What is Private Equity? How Does it Work?

What is Private Equity? How Does it Work?

August 22, 20253 min read

Q: What is private equity? How does it work?

A: Charles Duhigg - winner of the Pulitzer Prize for Explanatory Reporting- answers that question at the 11-minute mark of a video you can find on YouTube called "Inside the Private Equity Game." The transcript is below:

So why do companies just shift hands from one private equity group to the next private equity group to the next private equity group? 

One of the really big reasons why is because of how the private equity industry is structured, and how private equity professionals get compensated. 

So let's say I'm raising a private equity fund, The Charles Duhigg Fund, and I'm going to raise a billion dollars. The way that I get paid is I get what's called "2 and 20," which is 2% of the money that I have under management and 20% of the profits. 

But I only get that 2% once I've put the money to work.

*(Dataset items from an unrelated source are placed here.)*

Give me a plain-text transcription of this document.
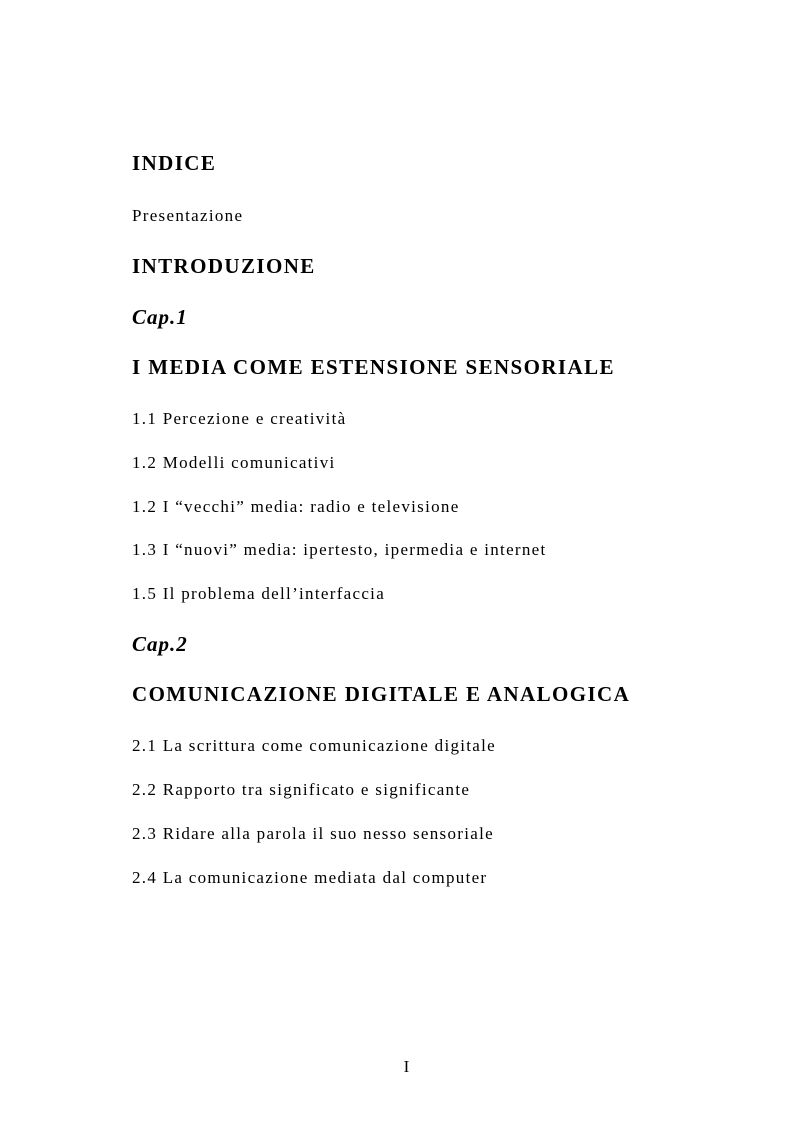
INDICE
Presentazione
INTRODUZIONE
Cap.1
I MEDIA COME ESTENSIONE SENSORIALE
1.1 Percezione e creatività
1.2 Modelli comunicativi
1.2 I “vecchi” media: radio e televisione
1.3 I “nuovi” media: ipertesto, ipermedia e internet
1.5 Il problema dell’interfaccia
Cap.2
COMUNICAZIONE DIGITALE E ANALOGICA
2.1 La scrittura come comunicazione digitale
2.2 Rapporto tra significato e significante
2.3 Ridare alla parola il suo nesso sensoriale
2.4 La comunicazione mediata dal computer
I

In fact, I only get the money once I found a deal to put it into, otherwise it just stays with my investors in my investors' bank account. 

So let's say that I've promised everyone that I'm going to put all the money to work by year 4 and it's now year 3 and it's a billion-dollar fund, and I've only invested $500 million. 

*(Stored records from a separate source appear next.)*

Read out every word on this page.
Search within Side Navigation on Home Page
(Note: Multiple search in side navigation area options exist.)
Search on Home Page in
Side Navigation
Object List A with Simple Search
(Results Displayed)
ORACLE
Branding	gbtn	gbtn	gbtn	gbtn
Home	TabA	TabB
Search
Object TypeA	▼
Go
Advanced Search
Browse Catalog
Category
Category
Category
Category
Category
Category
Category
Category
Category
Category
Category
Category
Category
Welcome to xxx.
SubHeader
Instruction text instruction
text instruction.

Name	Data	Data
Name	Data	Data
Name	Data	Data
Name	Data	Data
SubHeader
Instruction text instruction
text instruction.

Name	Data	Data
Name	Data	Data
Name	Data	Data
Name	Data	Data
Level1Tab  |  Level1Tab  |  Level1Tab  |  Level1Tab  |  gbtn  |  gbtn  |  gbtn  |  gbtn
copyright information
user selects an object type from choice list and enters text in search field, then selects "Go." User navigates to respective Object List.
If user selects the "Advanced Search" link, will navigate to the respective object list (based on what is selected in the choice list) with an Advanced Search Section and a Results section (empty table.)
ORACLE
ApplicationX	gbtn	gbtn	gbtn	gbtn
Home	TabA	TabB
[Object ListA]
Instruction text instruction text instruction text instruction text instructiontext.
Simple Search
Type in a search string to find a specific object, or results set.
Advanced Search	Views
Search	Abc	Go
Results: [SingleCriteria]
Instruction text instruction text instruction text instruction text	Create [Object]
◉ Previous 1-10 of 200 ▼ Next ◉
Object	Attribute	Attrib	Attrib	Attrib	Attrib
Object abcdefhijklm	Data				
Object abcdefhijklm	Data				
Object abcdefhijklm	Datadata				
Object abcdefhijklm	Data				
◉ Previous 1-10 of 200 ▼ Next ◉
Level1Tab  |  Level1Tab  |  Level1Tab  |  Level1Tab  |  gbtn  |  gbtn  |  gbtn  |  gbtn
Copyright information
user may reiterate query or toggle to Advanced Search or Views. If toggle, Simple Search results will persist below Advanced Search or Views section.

Now I've got a year to put $500 million to work. And what's more, if I don't do it within the next year,  my investors get to keep the money. They don't have to give it to me at all. 

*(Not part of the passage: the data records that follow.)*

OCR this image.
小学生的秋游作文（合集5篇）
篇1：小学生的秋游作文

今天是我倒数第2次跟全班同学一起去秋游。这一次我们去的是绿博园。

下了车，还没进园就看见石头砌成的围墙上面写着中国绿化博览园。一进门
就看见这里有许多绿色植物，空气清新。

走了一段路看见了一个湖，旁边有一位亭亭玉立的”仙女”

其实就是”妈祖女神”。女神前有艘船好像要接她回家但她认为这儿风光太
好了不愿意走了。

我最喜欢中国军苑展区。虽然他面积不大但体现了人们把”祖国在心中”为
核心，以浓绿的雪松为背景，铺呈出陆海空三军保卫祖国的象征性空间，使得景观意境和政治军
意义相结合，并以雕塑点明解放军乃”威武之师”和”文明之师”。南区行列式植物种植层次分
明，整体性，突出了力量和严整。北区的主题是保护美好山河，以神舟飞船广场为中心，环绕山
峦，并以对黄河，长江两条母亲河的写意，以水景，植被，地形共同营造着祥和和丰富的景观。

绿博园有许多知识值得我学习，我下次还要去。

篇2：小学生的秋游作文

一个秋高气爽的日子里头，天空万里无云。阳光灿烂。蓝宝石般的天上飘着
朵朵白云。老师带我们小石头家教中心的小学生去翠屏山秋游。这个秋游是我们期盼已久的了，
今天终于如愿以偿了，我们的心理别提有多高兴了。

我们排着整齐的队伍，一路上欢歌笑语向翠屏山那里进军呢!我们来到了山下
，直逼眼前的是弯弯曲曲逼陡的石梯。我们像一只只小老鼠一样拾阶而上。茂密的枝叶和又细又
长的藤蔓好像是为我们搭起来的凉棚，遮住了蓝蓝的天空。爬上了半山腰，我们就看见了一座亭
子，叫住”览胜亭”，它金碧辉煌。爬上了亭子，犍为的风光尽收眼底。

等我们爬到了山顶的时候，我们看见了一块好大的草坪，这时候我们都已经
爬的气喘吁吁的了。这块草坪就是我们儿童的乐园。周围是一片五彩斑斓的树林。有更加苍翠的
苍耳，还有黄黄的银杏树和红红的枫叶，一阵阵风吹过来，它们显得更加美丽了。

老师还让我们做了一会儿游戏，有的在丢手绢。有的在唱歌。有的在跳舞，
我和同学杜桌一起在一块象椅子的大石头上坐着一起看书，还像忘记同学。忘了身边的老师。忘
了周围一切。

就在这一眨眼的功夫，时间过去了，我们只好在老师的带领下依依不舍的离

So now I'm out there and I've got 12 months to put $500 million to work. It took me 3 years to put the other $500 million to work, so I'm literally going to do any deal I possibly can as long as it's not going to blow up in my face and make me look like an idiot. 

So if you bring me a deal and you tell me, "Look, the price we're selling it at, it's going to be the exact same price three years later," I'm still going to do that deal because then I can go to my investors and I can say, "Look, I found a new deal. It is going to cost $300 million." Now I get 2% of fees on $300 million. I don't have to give the money back. Everything is happy. 

The question then becomes, "Why does the guy on the other end of that deal do the deal with me? Why does he give me the company for $300 million?" The reason is because he's in year 7 of his fund, and things are about to shut down in year 10. And what he promised everyone was, "We will be exited out of all of these investments by year 10." 

Now, let's say that this guy has exited out of no investments because the stock market is down, and because he can't find any buyers, and because it turns out it wasn't such a great deal in the first place, and he overpaid. What he's going to do is [say to himself] "Look, as long as I can find a buyer who's willing to give me a price that isn't embarrassing, I'm going to get out of this deal because then I can turn to my investors and say, 'Look what a genius I am! I got us out of this deal!' And by the way, I did it before year 10, which means that we all get to keep the money and I get my percentage that I am promised. 

So you have a whole bunch of guys sitting in sort of a daisy chain, and even though there isn't any economic value being created by handing companies around that daisy chain for the company itself, you're creating economic value for the professionals who are handing them around because they get paid to basically do deals. That's what happens on Wall Street. You get paid to do deals."